Avrupa'da aşırı sağın yükselişi konusunda Almanya ve Türkiye hakkındaki örneklerden bir an olsun sıyrılıp büyük resme dönüldüğünde, bu ırkçılığın yalnızca Almanya'da ve yalnızca Türklere karşı yapılmadığını görmek pekâlâ mümkün olacaktır. Göçmen karşıtlığı ve Avrupa Birliği'ne olan mesafeli duruşları ile gündeme gelen aşırı sağcı partiler, Avrupa parlamentolarında ivme ile yükseliş göstermektedir.

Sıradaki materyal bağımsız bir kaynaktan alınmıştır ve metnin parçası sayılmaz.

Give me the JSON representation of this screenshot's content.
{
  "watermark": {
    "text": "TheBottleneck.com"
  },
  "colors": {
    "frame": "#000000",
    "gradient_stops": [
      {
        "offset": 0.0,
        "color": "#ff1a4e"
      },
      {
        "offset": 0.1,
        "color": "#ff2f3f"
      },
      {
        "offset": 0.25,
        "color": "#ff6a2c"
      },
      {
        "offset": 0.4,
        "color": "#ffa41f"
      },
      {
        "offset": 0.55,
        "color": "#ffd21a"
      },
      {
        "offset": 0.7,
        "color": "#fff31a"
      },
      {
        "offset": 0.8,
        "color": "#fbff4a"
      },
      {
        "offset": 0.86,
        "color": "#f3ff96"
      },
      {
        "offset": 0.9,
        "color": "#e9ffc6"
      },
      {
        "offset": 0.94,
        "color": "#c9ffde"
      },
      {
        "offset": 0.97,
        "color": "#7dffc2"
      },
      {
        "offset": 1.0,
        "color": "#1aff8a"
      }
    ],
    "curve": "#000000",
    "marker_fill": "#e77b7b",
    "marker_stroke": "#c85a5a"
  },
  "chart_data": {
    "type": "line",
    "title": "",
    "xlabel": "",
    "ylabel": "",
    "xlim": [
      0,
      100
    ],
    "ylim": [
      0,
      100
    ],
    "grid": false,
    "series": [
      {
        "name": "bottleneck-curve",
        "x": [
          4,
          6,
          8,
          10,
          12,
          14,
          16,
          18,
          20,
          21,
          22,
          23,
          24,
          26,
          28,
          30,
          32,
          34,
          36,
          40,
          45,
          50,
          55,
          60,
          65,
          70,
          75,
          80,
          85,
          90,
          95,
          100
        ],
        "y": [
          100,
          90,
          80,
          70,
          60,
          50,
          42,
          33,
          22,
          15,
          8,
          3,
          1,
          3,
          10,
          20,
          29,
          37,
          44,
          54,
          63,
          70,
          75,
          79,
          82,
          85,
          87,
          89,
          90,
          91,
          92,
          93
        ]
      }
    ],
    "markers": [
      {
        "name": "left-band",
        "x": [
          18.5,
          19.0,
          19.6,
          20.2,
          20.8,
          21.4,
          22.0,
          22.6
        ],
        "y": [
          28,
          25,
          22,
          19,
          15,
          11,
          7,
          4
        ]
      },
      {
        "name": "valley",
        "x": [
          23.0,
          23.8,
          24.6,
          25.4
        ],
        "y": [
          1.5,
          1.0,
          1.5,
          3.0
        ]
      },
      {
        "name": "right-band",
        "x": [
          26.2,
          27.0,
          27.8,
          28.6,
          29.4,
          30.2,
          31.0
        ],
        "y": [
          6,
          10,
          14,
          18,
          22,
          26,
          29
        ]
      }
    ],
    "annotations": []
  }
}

Öyle ki; "Önce Avusturya" sloganıyla öne çıkan Avusturya Özgürlük Partisi, Nazi suçlarını inkâr etmesi ve ırkçı söylemleri ile mahkûm edilmiş Jean-Marie Le Pen'in kurucusu olduğu Fransa'daki Ulusal Cephe ve nihayet İngiltere'nin Avrupa Birliği'nden çıkmasında etkin rol oynamış Birleşik Krallık Bağımsızlık Parti'si ülkelerindeki seçimlerde oylarını her seçimde artırırken, cumhurbaşkanlığı koltuğu için yarışacak rakipler çıkarmaktadırlar. Özellikle artan mülteci sayısından sonra, halkı ırkçı söylemlerle manipüle eden sözü geçen partilerin bu denli etki uyandırmasının; sağduyulu Türk halkına önemli bir mesajı vardır: Ayrımcı söylemlerle kitleleri ardından sürüklemenin, toleransı halkın dimağından çıkarmanın insanlık tarihinde dünyayı bir yangın yerine çevirmekten başka bir etkisi olmamıştır.